When we arrived at the burial plot, we found the unmarked hole, perfectly carved out for Grandpa Geff’s urn. We piled on his roses and the wreath that read “Grandpa” and gathered round as the sadness set in and everyone got quiet.

“Wait. We’re over there.”

That is right. We almost threw Grandpa Geff in the wrong hole. The hearty laugh we got out of it as a family is precisely why Lena needn’t worry that anyone would be offended by jokes about the redundancy of the Catholic decree that we bury ashes.

Other Shit You Probably Shouldn’t Say at a Funeral

Dad: “..and then father will bless us with the ashes.”
Me: “Okay. Wait! Bless you with the ashes!?!?!

blessing urn
What he meant.
ash wednesday
What he realized I was picturing.

– Debating cremation versus burial –
Bea: “I don’t want to be burned!”
Me: “You can’t feel it. You’re dead.”
Bea: “Hopefully!
Me: “Well, if that’s the case, then I’d rather be burned than wake up.”
Dad: “We’ll just have to make sure to leave a string tied to some bells outside of your grave, Bea. That way you can ring for help when you come to, like in the 1800’s.”

– Driving to the cemetery, my step-mom holding the urn on her lap, everyone waiting for us to bring Grandpa to his final resting place –
Cade: “Ugh. I’m starving. Can we stop for tacos or something? 7-Eleven is giving away free Icees today.”
Me: ::tearing up:: “Wait. He was alone when he died?!?! That’s horrible.”
Step-mom: “Belle, he was alone, but he wasn’t there. He hadn’t been there for days.”
Bea: “Wait, wait, wait! 7-Eleven is giving away free Icees?!?!

My dad gets out of the truck and leaves the urn while he checks to see if we’re in the right place.
Cade: “Kent… I think you forgot something! You didn’t even crack a window.”
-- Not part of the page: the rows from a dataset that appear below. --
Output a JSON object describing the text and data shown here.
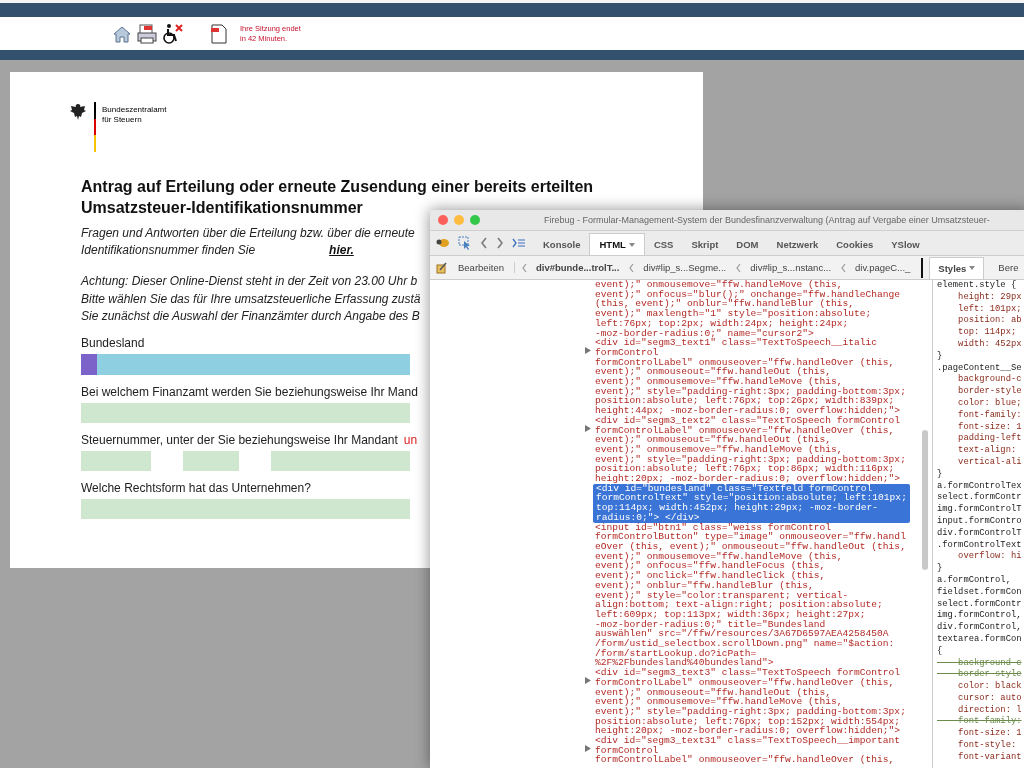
{
  "header": {
    "session_notice": "Ihre Sitzung endet\nin 42 Minuten."
  },
  "form": {
    "logo_text": "Bundeszentralamt\nfür Steuern",
    "title": "Antrag auf Erteilung oder erneute Zusendung einer bereits erteilten\nUmsatzsteuer-Identifikationsnummer",
    "intro": {
      "text": "Fragen und Antworten über die Erteilung bzw. über die erneute\nIdentifikationsnummer finden Sie",
      "link": "hier."
    },
    "notice": "Achtung: Dieser Online-Dienst steht in der Zeit von 23.00 Uhr b\nBitte wählen Sie das für Ihre umsatzsteuerliche Erfassung zustä\nSie zunächst die Auswahl der Finanzämter durch Angabe des B",
    "fields": [
      {
        "kind": "select",
        "label": "Bundesland"
      },
      {
        "kind": "text",
        "label": "Bei welchem Finanzamt werden Sie beziehungsweise Ihr Mand"
      },
      {
        "kind": "split",
        "label": "Steuernummer, unter der Sie beziehungsweise Ihr Mandant",
        "note": "un"
      },
      {
        "kind": "text",
        "label": "Welche Rechtsform hat das Unternehmen?"
      }
    ]
  },
  "firebug": {
    "title": "Firebug - Formular-Management-System der Bundesfinanzverwaltung (Antrag auf Vergabe einer Umsatzsteuer-",
    "tabs": [
      {
        "label": "Konsole",
        "selected": false
      },
      {
        "label": "HTML",
        "selected": true
      },
      {
        "label": "CSS",
        "selected": false
      },
      {
        "label": "Skript",
        "selected": false
      },
      {
        "label": "DOM",
        "selected": false
      },
      {
        "label": "Netzwerk",
        "selected": false
      },
      {
        "label": "Cookies",
        "selected": false
      },
      {
        "label": "YSlow",
        "selected": false
      }
    ],
    "edit_label": "Bearbeiten",
    "breadcrumbs": [
      {
        "label": "div#bunde...trolT...",
        "selected": true
      },
      {
        "label": "div#lip_s...Segme...",
        "selected": false
      },
      {
        "label": "div#lip_s...nstanc...",
        "selected": false
      },
      {
        "label": "div.pageC..._",
        "selected": false
      }
    ],
    "side_tabs": [
      {
        "label": "Styles",
        "selected": true
      },
      {
        "label": "Bere",
        "selected": false
      }
    ],
    "html_nodes": [
      {
        "expandable": false,
        "selected": false,
        "code": "event);\" onmousemove=\"ffw.handleMove (this,\nevent);\" onfocus=\"blur();\" onchange=\"ffw.handleChange\n(this, event);\" onblur=\"ffw.handleBlur (this,\nevent);\" maxlength=\"1\" style=\"position:absolute;\nleft:76px; top:2px; width:24px; height:24px;\n-moz-border-radius:0;\" name=\"cursor2\">"
      },
      {
        "expandable": true,
        "selected": false,
        "code": "<div id=\"segm3_text1\" class=\"TextToSpeech__italic\nformControl\nformControlLabel\" onmouseover=\"ffw.handleOver (this,\nevent);\" onmouseout=\"ffw.handleOut (this,\nevent);\" onmousemove=\"ffw.handleMove (this,\nevent);\" style=\"padding-right:3px; padding-bottom:3px;\nposition:absolute; left:76px; top:26px; width:839px;\nheight:44px; -moz-border-radius:0; overflow:hidden;\">"
      },
      {
        "expandable": true,
        "selected": false,
        "code": "<div id=\"segm3_text2\" class=\"TextToSpeech formControl\nformControlLabel\" onmouseover=\"ffw.handleOver (this,\nevent);\" onmouseout=\"ffw.handleOut (this,\nevent);\" onmousemove=\"ffw.handleMove (this,\nevent);\" style=\"padding-right:3px; padding-bottom:3px;\nposition:absolute; left:76px; top:86px; width:116px;\nheight:20px; -moz-border-radius:0; overflow:hidden;\">"
      },
      {
        "expandable": false,
        "selected": true,
        "code": "<div id=\"bundesland\" class=\"Textfeld formControl\nformControlText\" style=\"position:absolute; left:101px;\ntop:114px; width:452px; height:29px; -moz-border-\nradius:0;\"> </div>"
      },
      {
        "expandable": false,
        "selected": false,
        "code": "<input id=\"btn1\" class=\"weiss formControl\nformControlButton\" type=\"image\" onmouseover=\"ffw.handl\neOver (this, event);\" onmouseout=\"ffw.handleOut (this,\nevent);\" onmousemove=\"ffw.handleMove (this,\nevent);\" onfocus=\"ffw.handleFocus (this,\nevent);\" onclick=\"ffw.handleClick (this,\nevent);\" onblur=\"ffw.handleBlur (this,\nevent);\" style=\"color:transparent; vertical-\nalign:bottom; text-align:right; position:absolute;\nleft:609px; top:113px; width:36px; height:27px;\n-moz-border-radius:0;\" title=\"Bundesland\nauswählen\" src=\"/ffw/resources/3A67D6597AEA4258450A\n/form/ustid_selectbox.scrollDown.png\" name=\"$action:\n/form/startLookup.do?icPath=\n%2F%2Fbundesland%40bundesland\">"
      },
      {
        "expandable": true,
        "selected": false,
        "code": "<div id=\"segm3_text3\" class=\"TextToSpeech formControl\nformControlLabel\" onmouseover=\"ffw.handleOver (this,\nevent);\" onmouseout=\"ffw.handleOut (this,\nevent);\" onmousemove=\"ffw.handleMove (this,\nevent);\" style=\"padding-right:3px; padding-bottom:3px;\nposition:absolute; left:76px; top:152px; width:554px;\nheight:20px; -moz-border-radius:0; overflow:hidden;\">"
      },
      {
        "expandable": true,
        "selected": false,
        "code": "<div id=\"segm3_text31\" class=\"TextToSpeech__important\nformControl\nformControlLabel\" onmouseover=\"ffw.handleOver (this,"
      }
    ],
    "style_lines": [
      {
        "kind": "selector",
        "text": "element.style {"
      },
      {
        "kind": "prop",
        "text": "height: 29px",
        "struck": false
      },
      {
        "kind": "prop",
        "text": "left: 101px;",
        "struck": false
      },
      {
        "kind": "prop",
        "text": "position: ab",
        "struck": false
      },
      {
        "kind": "prop",
        "text": "top: 114px;",
        "struck": false
      },
      {
        "kind": "prop",
        "text": "width: 452px",
        "struck": false
      },
      {
        "kind": "brace",
        "text": "}"
      },
      {
        "kind": "selector",
        "text": ".pageContent__Se"
      },
      {
        "kind": "prop",
        "text": "background-c",
        "struck": false
      },
      {
        "kind": "prop",
        "text": "border-style",
        "struck": false
      },
      {
        "kind": "prop",
        "text": "color: blue;",
        "struck": false
      },
      {
        "kind": "prop",
        "text": "font-family:",
        "struck": false
      },
      {
        "kind": "prop",
        "text": "font-size: 1",
        "struck": false
      },
      {
        "kind": "prop",
        "text": "padding-left",
        "struck": false
      },
      {
        "kind": "prop",
        "text": "text-align:",
        "struck": false
      },
      {
        "kind": "prop",
        "text": "vertical-ali",
        "struck": false
      },
      {
        "kind": "brace",
        "text": "}"
      },
      {
        "kind": "selector",
        "text": "a.formControlTex"
      },
      {
        "kind": "selector",
        "text": "select.formContr"
      },
      {
        "kind": "selector",
        "text": "img.formControlT"
      },
      {
        "kind": "selector",
        "text": "input.formContro"
      },
      {
        "kind": "selector",
        "text": "div.formControlT"
      },
      {
        "kind": "selector",
        "text": ".formControlText"
      },
      {
        "kind": "prop",
        "text": "overflow: hi",
        "struck": false
      },
      {
        "kind": "brace",
        "text": "}"
      },
      {
        "kind": "selector",
        "text": "a.formControl,"
      },
      {
        "kind": "selector",
        "text": "fieldset.formCon"
      },
      {
        "kind": "selector",
        "text": "select.formContr"
      },
      {
        "kind": "selector",
        "text": "img.formControl,"
      },
      {
        "kind": "selector",
        "text": "div.formControl,"
      },
      {
        "kind": "selector",
        "text": "textarea.formCon"
      },
      {
        "kind": "brace",
        "text": "{"
      },
      {
        "kind": "prop",
        "text": "background-c",
        "struck": true
      },
      {
        "kind": "prop",
        "text": "border-style",
        "struck": true
      },
      {
        "kind": "prop",
        "text": "color: black",
        "struck": false
      },
      {
        "kind": "prop",
        "text": "cursor: auto",
        "struck": false
      },
      {
        "kind": "prop",
        "text": "direction: l",
        "struck": false
      },
      {
        "kind": "prop",
        "text": "font-family:",
        "struck": true
      },
      {
        "kind": "prop",
        "text": "font-size: 1",
        "struck": false
      },
      {
        "kind": "prop",
        "text": "font-style:",
        "struck": false
      },
      {
        "kind": "prop",
        "text": "font-variant",
        "struck": false
      }
    ]
  }
}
– sitting in the back of my dad’s truck with Cade and Bea , while my dad and Lena bury Grandpa Geff –
Bea: “Is my dress see-through? I feel like it’s see-through. Could you see anything in the sunlight?”
Me: “Yeah. You’re practically naked. You’ve got a little toilet paper in your ass crack, by the way”
Bea: “I hate you. It only seems see-through right here.” ::points to space between her legs::
Cade: “I don’t know what’s worse, the heat or this conversation.”
Me: “Yeah. Geez, Bea. ‘Hey, big brother. Can you see my vag?'”
Bea: “I cannot believe you just said that!”
Me: “You’re the one who said it.”
Bea: “I am not!”
Cade: ::groaning:: “Thank you for that, Belle.”

Me: “Ugh. It is a thousand degrees in here. They’re gonna have to bury three more piles of ash if they don’t hurry the hell up.”
Cade: “It would be awesome if the window was open and they could hear you.”
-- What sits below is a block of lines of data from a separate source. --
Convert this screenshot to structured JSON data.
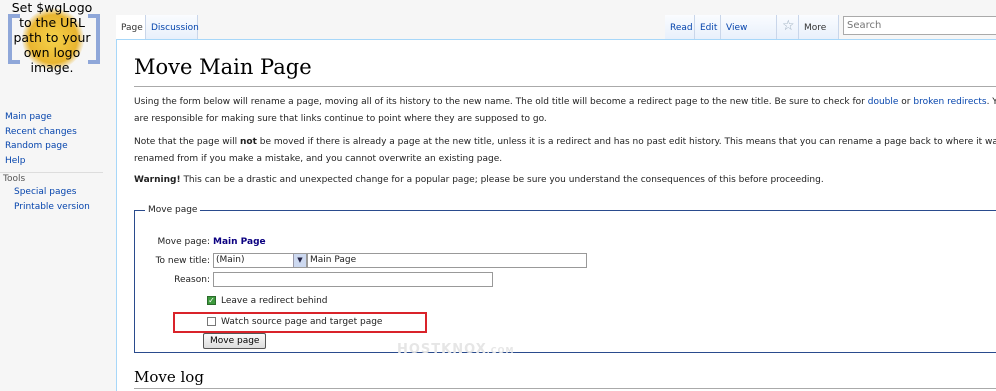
{
  "logo": {
    "text_lines": [
      "Set $wgLogo",
      "to the URL",
      "path to your",
      "own logo",
      "image."
    ]
  },
  "sidebar": {
    "nav": [
      {
        "label": "Main page"
      },
      {
        "label": "Recent changes"
      },
      {
        "label": "Random page"
      },
      {
        "label": "Help"
      }
    ],
    "tools_label": "Tools",
    "tools": [
      {
        "label": "Special pages"
      },
      {
        "label": "Printable version"
      }
    ]
  },
  "tabs": {
    "page": "Page",
    "discussion": "Discussion",
    "read": "Read",
    "edit": "Edit",
    "history": "View history",
    "watch_icon": "star-icon",
    "more": "More"
  },
  "search": {
    "placeholder": "Search"
  },
  "content": {
    "title": "Move Main Page",
    "p1": {
      "before": "Using the form below will rename a page, moving all of its history to the new name. The old title will become a redirect page to the new title. Be sure to check for ",
      "link1": "double",
      "mid": " or ",
      "link2": "broken redirects",
      "after": ". You are responsible for making sure that links continue to point where they are supposed to go."
    },
    "p2": {
      "before": "Note that the page will ",
      "bold": "not",
      "after": " be moved if there is already a page at the new title, unless it is a redirect and has no past edit history. This means that you can rename a page back to where it was renamed from if you make a mistake, and you cannot overwrite an existing page."
    },
    "p3": {
      "bold": "Warning!",
      "after": " This can be a drastic and unexpected change for a popular page; please be sure you understand the consequences of this before proceeding."
    },
    "form": {
      "legend": "Move page",
      "move_page_label": "Move page:",
      "move_page_value": "Main Page",
      "new_title_label": "To new title:",
      "namespace": "(Main)",
      "new_title_value": "Main Page",
      "reason_label": "Reason:",
      "reason_value": "",
      "leave_redirect_label": "Leave a redirect behind",
      "leave_redirect_checked": true,
      "watch_label": "Watch source page and target page",
      "watch_checked": false,
      "submit": "Move page"
    },
    "watermark": {
      "main": "HOSTKNOX",
      "suffix": ".COM"
    },
    "move_log_title": "Move log"
  },
  "colors": {
    "link": "#0645ad",
    "highlight": "#d9232a"
  }
}
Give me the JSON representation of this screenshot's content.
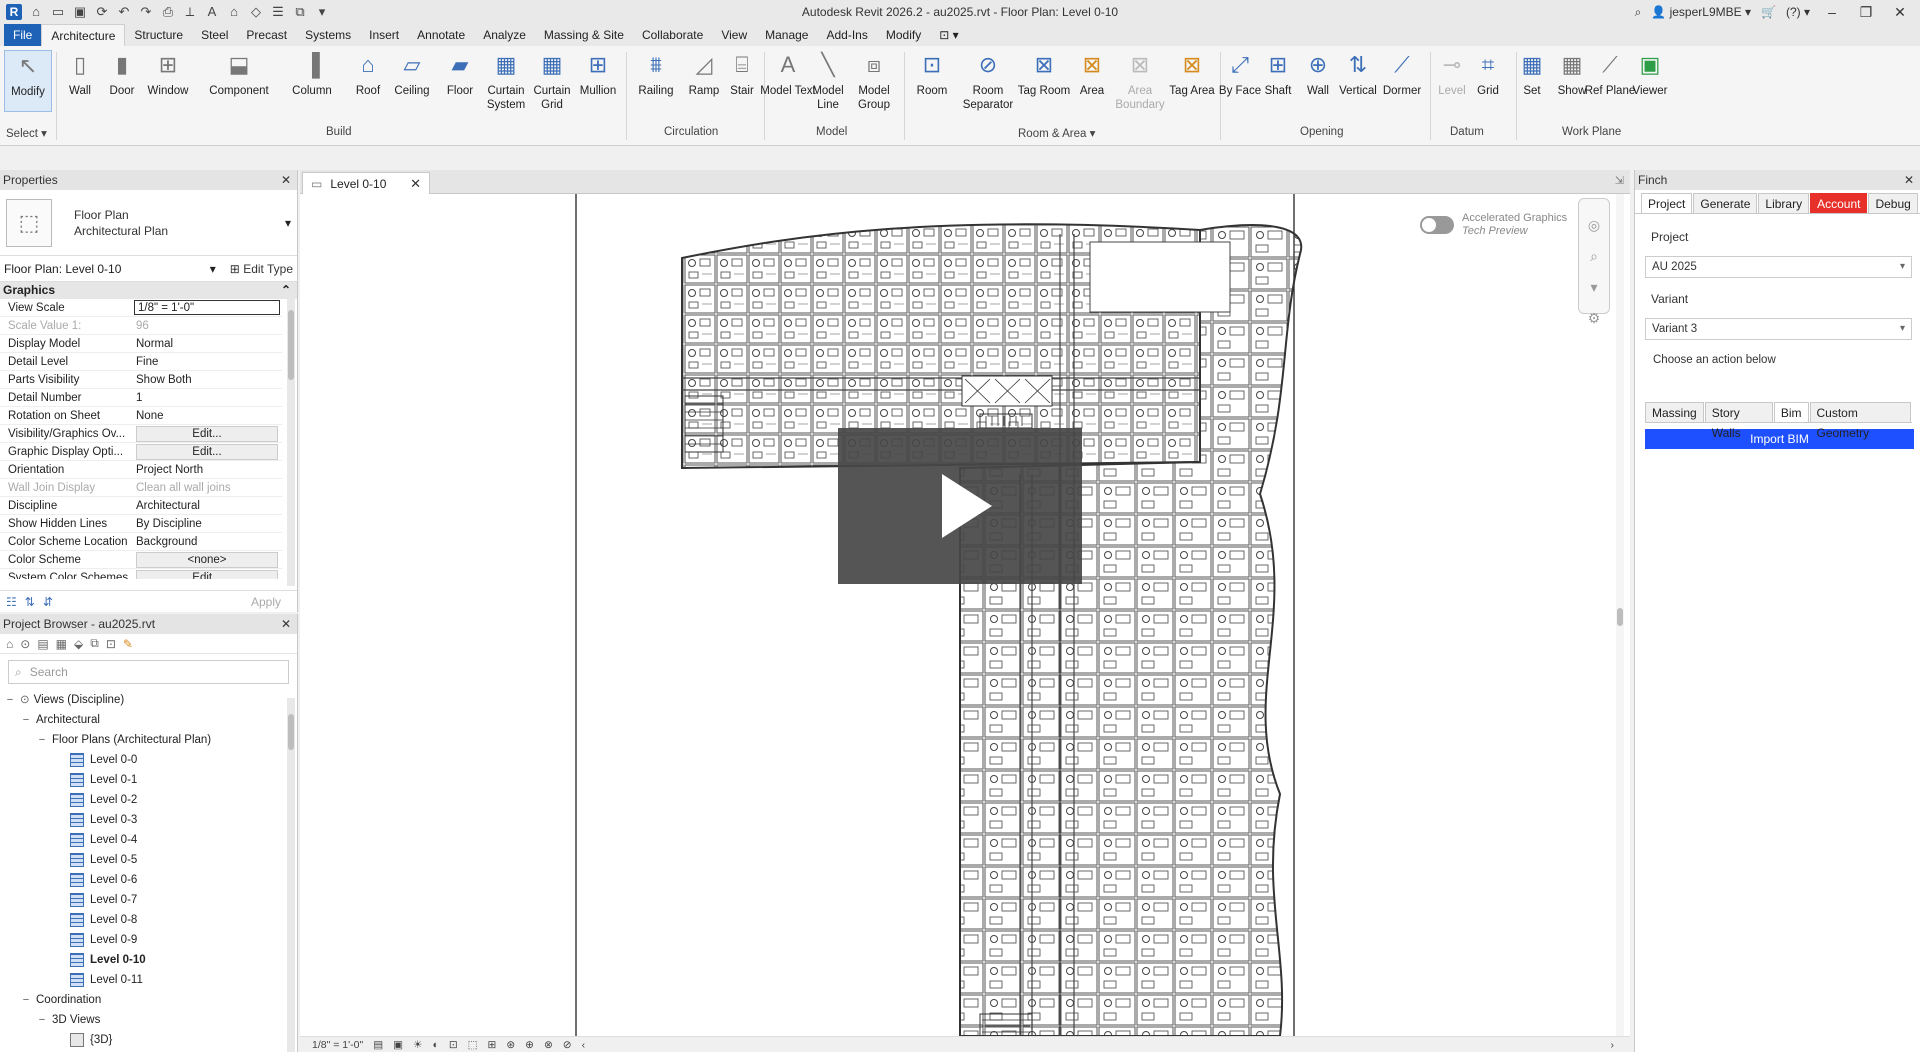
{
  "window": {
    "title": "Autodesk Revit 2026.2 - au2025.rvt - Floor Plan: Level 0-10",
    "user": "jesperL9MBE",
    "help_icon": "?"
  },
  "menu_tabs": [
    "File",
    "Architecture",
    "Structure",
    "Steel",
    "Precast",
    "Systems",
    "Insert",
    "Annotate",
    "Analyze",
    "Massing & Site",
    "Collaborate",
    "View",
    "Manage",
    "Add-Ins",
    "Modify"
  ],
  "ribbon": {
    "select": {
      "modify": "Modify",
      "panel": "Select"
    },
    "build": {
      "panel": "Build",
      "buttons": [
        "Wall",
        "Door",
        "Window",
        "Component",
        "Column",
        "Roof",
        "Ceiling",
        "Floor",
        "Curtain System",
        "Curtain Grid",
        "Mullion"
      ]
    },
    "circulation": {
      "panel": "Circulation",
      "buttons": [
        "Railing",
        "Ramp",
        "Stair"
      ]
    },
    "model": {
      "panel": "Model",
      "buttons": [
        "Model Text",
        "Model Line",
        "Model Group"
      ]
    },
    "room_area": {
      "panel": "Room & Area",
      "buttons": [
        "Room",
        "Room Separator",
        "Tag Room",
        "Area",
        "Area Boundary",
        "Tag Area"
      ]
    },
    "opening": {
      "panel": "Opening",
      "buttons": [
        "By Face",
        "Shaft",
        "Wall",
        "Vertical",
        "Dormer"
      ]
    },
    "datum": {
      "panel": "Datum",
      "buttons": [
        "Level",
        "Grid"
      ]
    },
    "work_plane": {
      "panel": "Work Plane",
      "buttons": [
        "Set",
        "Show",
        "Ref Plane",
        "Viewer"
      ]
    }
  },
  "properties": {
    "title": "Properties",
    "type_name": "Floor Plan",
    "type_sub": "Architectural Plan",
    "instance": "Floor Plan: Level 0-10",
    "edit_type": "Edit Type",
    "group": "Graphics",
    "rows": [
      {
        "k": "View Scale",
        "v": "1/8\" = 1'-0\""
      },
      {
        "k": "Scale Value    1:",
        "v": "96"
      },
      {
        "k": "Display Model",
        "v": "Normal"
      },
      {
        "k": "Detail Level",
        "v": "Fine"
      },
      {
        "k": "Parts Visibility",
        "v": "Show Both"
      },
      {
        "k": "Detail Number",
        "v": "1"
      },
      {
        "k": "Rotation on Sheet",
        "v": "None"
      },
      {
        "k": "Visibility/Graphics Ov...",
        "v": "Edit..."
      },
      {
        "k": "Graphic Display Opti...",
        "v": "Edit..."
      },
      {
        "k": "Orientation",
        "v": "Project North"
      },
      {
        "k": "Wall Join Display",
        "v": "Clean all wall joins"
      },
      {
        "k": "Discipline",
        "v": "Architectural"
      },
      {
        "k": "Show Hidden Lines",
        "v": "By Discipline"
      },
      {
        "k": "Color Scheme Location",
        "v": "Background"
      },
      {
        "k": "Color Scheme",
        "v": "<none>"
      },
      {
        "k": "System Color Schemes",
        "v": "Edit..."
      }
    ],
    "apply": "Apply"
  },
  "browser": {
    "title": "Project Browser - au2025.rvt",
    "search_placeholder": "Search",
    "views": "Views (Discipline)",
    "architectural": "Architectural",
    "floor_plans": "Floor Plans (Architectural Plan)",
    "levels": [
      "Level 0-0",
      "Level 0-1",
      "Level 0-2",
      "Level 0-3",
      "Level 0-4",
      "Level 0-5",
      "Level 0-6",
      "Level 0-7",
      "Level 0-8",
      "Level 0-9",
      "Level 0-10",
      "Level 0-11"
    ],
    "active_level": "Level 0-10",
    "coordination": "Coordination",
    "views3d": "3D Views",
    "view3d": "{3D}"
  },
  "view": {
    "tab": "Level 0-10",
    "accel_title": "Accelerated Graphics",
    "accel_sub": "Tech Preview",
    "scale": "1/8\" = 1'-0\""
  },
  "finch": {
    "title": "Finch",
    "tabs": [
      "Project",
      "Generate",
      "Library",
      "Account",
      "Debug"
    ],
    "project_label": "Project",
    "project_value": "AU 2025",
    "variant_label": "Variant",
    "variant_value": "Variant 3",
    "hint": "Choose an action below",
    "subtabs": [
      "Massing",
      "Story Walls",
      "Bim",
      "Custom Geometry"
    ],
    "import_button": "Import BIM"
  }
}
My Grandma Kay has been divorced from Grandpa Geff for near fifty years, but was at the funeral.
Me: “Hey, kid. Did you wish Grandma Kay a happy birthday?”
My cousin Mitch: “What? It’s Grandma’s birthday? Seriously?”
Me: “Yes, seriously. It’s on Facebook, if you don’t believe me. Go tell her happy birthday.”
Dad’s cousin Tina: “Aw. That’s a tough day. We should take her some flowers.”
Me: “Hey, there’s some over there in the chapel.”
Mitch: laughing “We’ll just take her all of the funeral arrangements. She’ll never know.”
Me: “Yeah. Let’s take her the wreath with ‘grandpa’ on it…”
Mitch: “… we’ll just write ‘ma’ over it.”
Tina: trying not to laugh “You guys are horrible!”
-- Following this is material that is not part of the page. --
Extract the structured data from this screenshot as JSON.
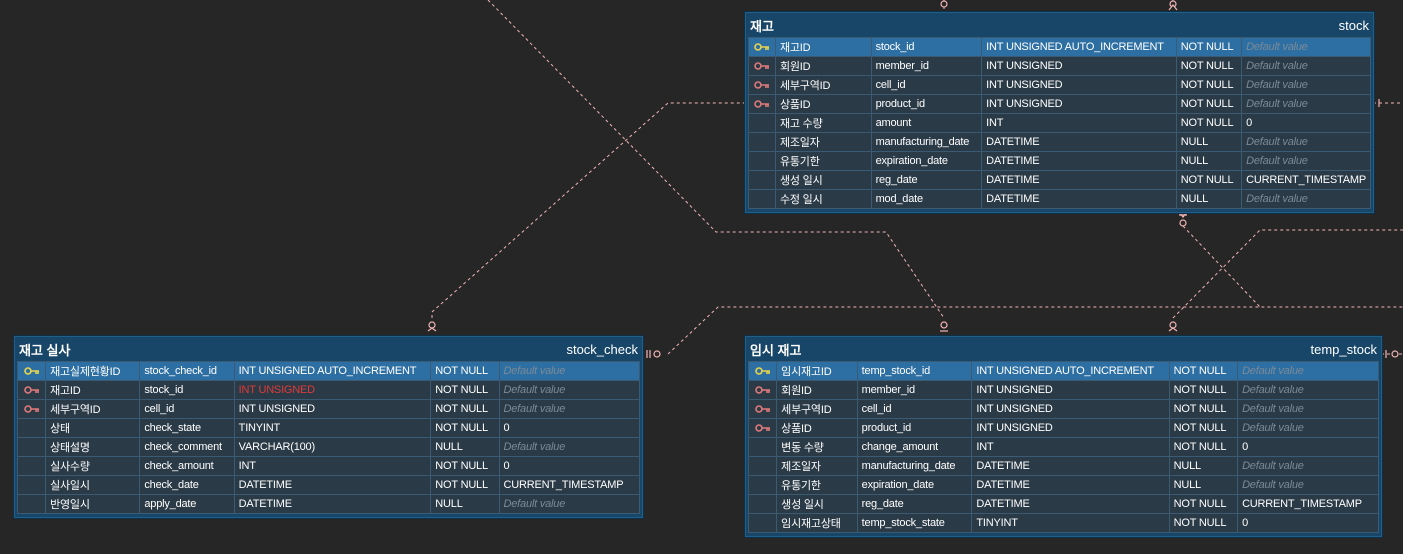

I came home and I slept. It was a tough day. I’d have been content to skip it and pretend Grandpa Geff was still alive and that I just never see him. The only consolation is that Grandpa Geff was a devout daily Mass goer. He’d have been thrilled by a traditional Catholic funeral filled with people he loved sharing the occasional laugh. There’s not a whole lot more for which anyone could ask, and if one sucky day fulfills that life goal after a painful battle with cancer… well, at least it’s all over.